Medications for ulcerarive colitis do not cure ulcerative colitis itself. But they can help provide some relief for the pain and discomfort caused by symptoms. One of the other things medications can do for you is help you attain remission - and hold it.

The following medications for ulcerative colitis are used most often by doctors.

Sulfasalazine - Sulfasalazine combines two other drugs, sulfapyridine and 5-aminosalicyclic acid, which is often simply called 5-ASA. The role of sulfapyridine is to transport 5-aminosalicyclic acid to the intestines. But sulfapyridine has a variety of possible effects like headaches, nausea, vomiting, heartburn and diarrhea.

Aminosalicylates - There's also 5-ASA in this medication but no sulfapyridine. Therefore, it has no side effects and can be taken by those who can't take aminosalyicylates.. Aminosalicylates are made from salicylic acid, and there's evidence they have antioxidant properties. Your doctor can suggest several different methods for administering aminosalicylates: by mouth, by suppository, of with an enema. This group of medications is usually first treatment for individuals with colitis. They can also provide some relief when the patient suffers a relapse.

Corticosteroids - These medications include prednisone, methylprednisone, and hydrocortisone. Their primary benefit is that they reduce inflammation. Cortisteroids generally work best with patients who have moderate to severe cases. Delivery methods include enema, suppository, or a pill taken orally. They can also be administered intravenously.. Your doctor will recommend a delivery method based on where the inflammation is located in your colon. Certicosteroids are better when used in the short term. But they have been known to cause side effects in the long term, including weight gain, risk of infection. mood swings, hypertension, facial hair, diabetes, bone mass loss, and acne.

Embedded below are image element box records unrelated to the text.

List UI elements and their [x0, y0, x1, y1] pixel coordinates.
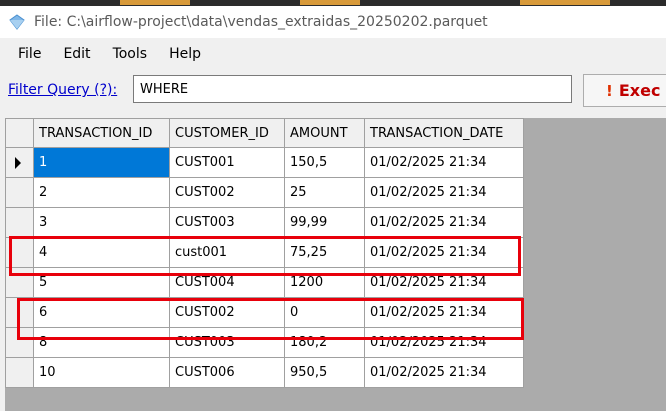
table-cell[interactable]: 25	[284, 177, 365, 208]
table-cell[interactable]: 5	[33, 267, 170, 298]
column-header-transaction-date[interactable]: TRANSACTION_DATE	[364, 118, 524, 148]
menu-edit[interactable]: Edit	[52, 46, 101, 62]
row-header[interactable]	[5, 207, 34, 238]
filter-bar: Filter Query (?): ! Exec	[0, 70, 666, 114]
table-cell[interactable]: 950,5	[284, 357, 365, 388]
table-cell[interactable]: 01/02/2025 21:34	[364, 207, 524, 238]
table-cell[interactable]: 99,99	[284, 207, 365, 238]
table-cell[interactable]: CUST002	[169, 297, 285, 328]
table-cell[interactable]: 1	[33, 147, 170, 178]
table-cell[interactable]: 01/02/2025 21:34	[364, 357, 524, 388]
execute-button[interactable]: ! Exec	[583, 74, 666, 107]
menu-bar: File Edit Tools Help	[0, 38, 666, 70]
grid-corner[interactable]	[5, 118, 34, 148]
table-cell[interactable]: 6	[33, 297, 170, 328]
table-row[interactable]: 1 CUST001 150,5 01/02/2025 21:34	[5, 147, 524, 178]
row-header[interactable]	[5, 177, 34, 208]
table-cell[interactable]: CUST003	[169, 207, 285, 238]
table-cell[interactable]: 1200	[284, 267, 365, 298]
row-header[interactable]	[5, 237, 34, 268]
table-cell[interactable]: cust001	[169, 237, 285, 268]
filter-query-input[interactable]	[133, 75, 572, 103]
table-row[interactable]: 6 CUST002 0 01/02/2025 21:34	[5, 297, 524, 328]
menu-help[interactable]: Help	[158, 46, 212, 62]
table-cell[interactable]: 01/02/2025 21:34	[364, 147, 524, 178]
table-row[interactable]: 2 CUST002 25 01/02/2025 21:34	[5, 177, 524, 208]
table-cell[interactable]: 01/02/2025 21:34	[364, 237, 524, 268]
results-table: TRANSACTION_ID CUSTOMER_ID AMOUNT TRANSA…	[5, 118, 524, 388]
data-grid[interactable]: TRANSACTION_ID CUSTOMER_ID AMOUNT TRANSA…	[5, 118, 666, 411]
row-header[interactable]	[5, 327, 34, 358]
diamond-icon	[8, 13, 26, 31]
table-cell[interactable]: 10	[33, 357, 170, 388]
window-title: File: C:\airflow-project\data\vendas_ext…	[34, 14, 488, 30]
table-cell[interactable]: CUST003	[169, 327, 285, 358]
table-cell[interactable]: CUST004	[169, 267, 285, 298]
row-header[interactable]	[5, 147, 34, 178]
table-cell[interactable]: 01/02/2025 21:34	[364, 297, 524, 328]
table-cell[interactable]: CUST002	[169, 177, 285, 208]
table-cell[interactable]: 01/02/2025 21:34	[364, 267, 524, 298]
table-cell[interactable]: 3	[33, 207, 170, 238]
menu-file[interactable]: File	[0, 46, 52, 62]
table-cell[interactable]: 150,5	[284, 147, 365, 178]
header-row: TRANSACTION_ID CUSTOMER_ID AMOUNT TRANSA…	[5, 118, 524, 148]
table-cell[interactable]: CUST006	[169, 357, 285, 388]
table-cell[interactable]: 8	[33, 327, 170, 358]
table-cell[interactable]: CUST001	[169, 147, 285, 178]
table-row[interactable]: 4 cust001 75,25 01/02/2025 21:34	[5, 237, 524, 268]
title-bar: File: C:\airflow-project\data\vendas_ext…	[0, 6, 666, 38]
table-row[interactable]: 5 CUST004 1200 01/02/2025 21:34	[5, 267, 524, 298]
column-header-customer-id[interactable]: CUSTOMER_ID	[169, 118, 285, 148]
column-header-amount[interactable]: AMOUNT	[284, 118, 365, 148]
menu-tools[interactable]: Tools	[102, 46, 159, 62]
table-row[interactable]: 10 CUST006 950,5 01/02/2025 21:34	[5, 357, 524, 388]
table-cell[interactable]: 4	[33, 237, 170, 268]
table-cell[interactable]: 0	[284, 297, 365, 328]
row-header[interactable]	[5, 297, 34, 328]
table-cell[interactable]: 180,2	[284, 327, 365, 358]
filter-query-help-link[interactable]: Filter Query (?):	[8, 82, 117, 98]
table-cell[interactable]: 01/02/2025 21:34	[364, 177, 524, 208]
table-row[interactable]: 8 CUST003 180,2 01/02/2025 21:34	[5, 327, 524, 358]
table-cell[interactable]: 75,25	[284, 237, 365, 268]
table-cell[interactable]: 2	[33, 177, 170, 208]
execute-button-label: Exec	[618, 81, 661, 100]
row-header[interactable]	[5, 357, 34, 388]
column-header-transaction-id[interactable]: TRANSACTION_ID	[33, 118, 170, 148]
row-header[interactable]	[5, 267, 34, 298]
exclamation-icon: !	[606, 81, 613, 100]
table-row[interactable]: 3 CUST003 99,99 01/02/2025 21:34	[5, 207, 524, 238]
table-cell[interactable]: 01/02/2025 21:34	[364, 327, 524, 358]
current-row-arrow-icon	[15, 156, 21, 169]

Immunomodulators - These have an effect on the immune system that reduces swelling and inflammation. Corticosteroids are usually recommended when corticosteroids and 5-ASA's haven't worked, or when the patient has become dependent of corticosteroids. They're popular with many patients because they are taken by mouth. However, they take a long time to work compared to other drugs, possibly as long as six months before the patient gets the full benefit.

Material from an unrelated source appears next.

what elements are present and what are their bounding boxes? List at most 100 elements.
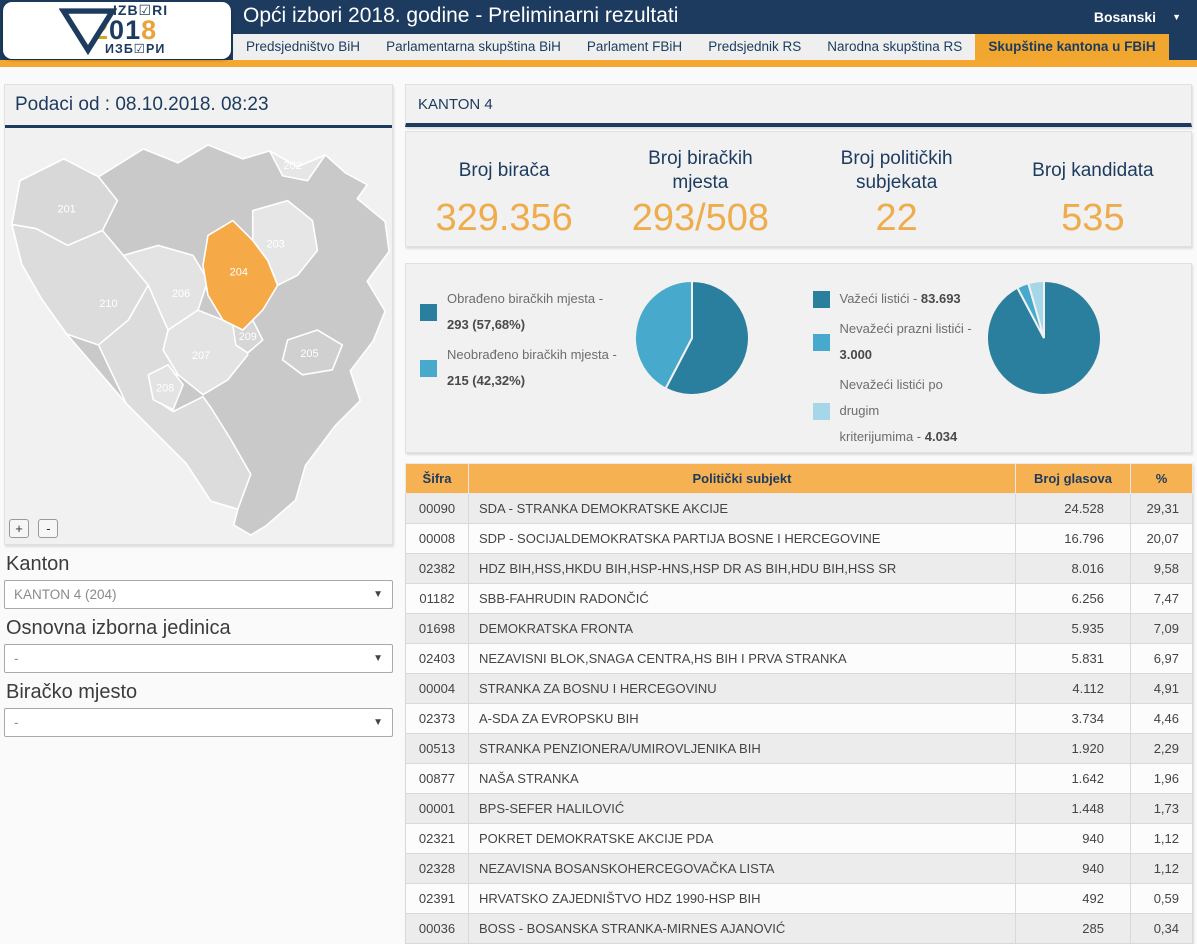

Cyclosporine A - Patients who are suffering from active, severe cases are often treated with this drug. It may also be administered to those who have not had success with intravenous methods. Cyclosporine is often combined with 6-MP or azathioprine. While treatment with these medications is progressing, the patient may also need other drugs to help relax, get relief from pain,andr combat diarrhea or infection.

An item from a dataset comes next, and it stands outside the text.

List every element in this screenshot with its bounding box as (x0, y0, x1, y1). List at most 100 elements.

Once again, doctors know of no long-lasting cure for ulcerative colitis. However, medications for ulcerative colitis can help prevent flare ups and keep down inflammation. Plus, they can reduce or delay the need for surgery.

Your doctor will evaluate a number of factors in deciding on the appropriate ulcerative colitis medication for you. Among these factors are

* how much discomfort your symptoms are causing
* complications that could arise
* any side effects you may have to face
* other ulcerative colitis medications that have worked - or not worked - previously

Although many similarities exist from one case to another, ulcerative colitis affects different individuals in different ways. So it's possible your physician may have to try a number of therapies before finding one that will be best for you.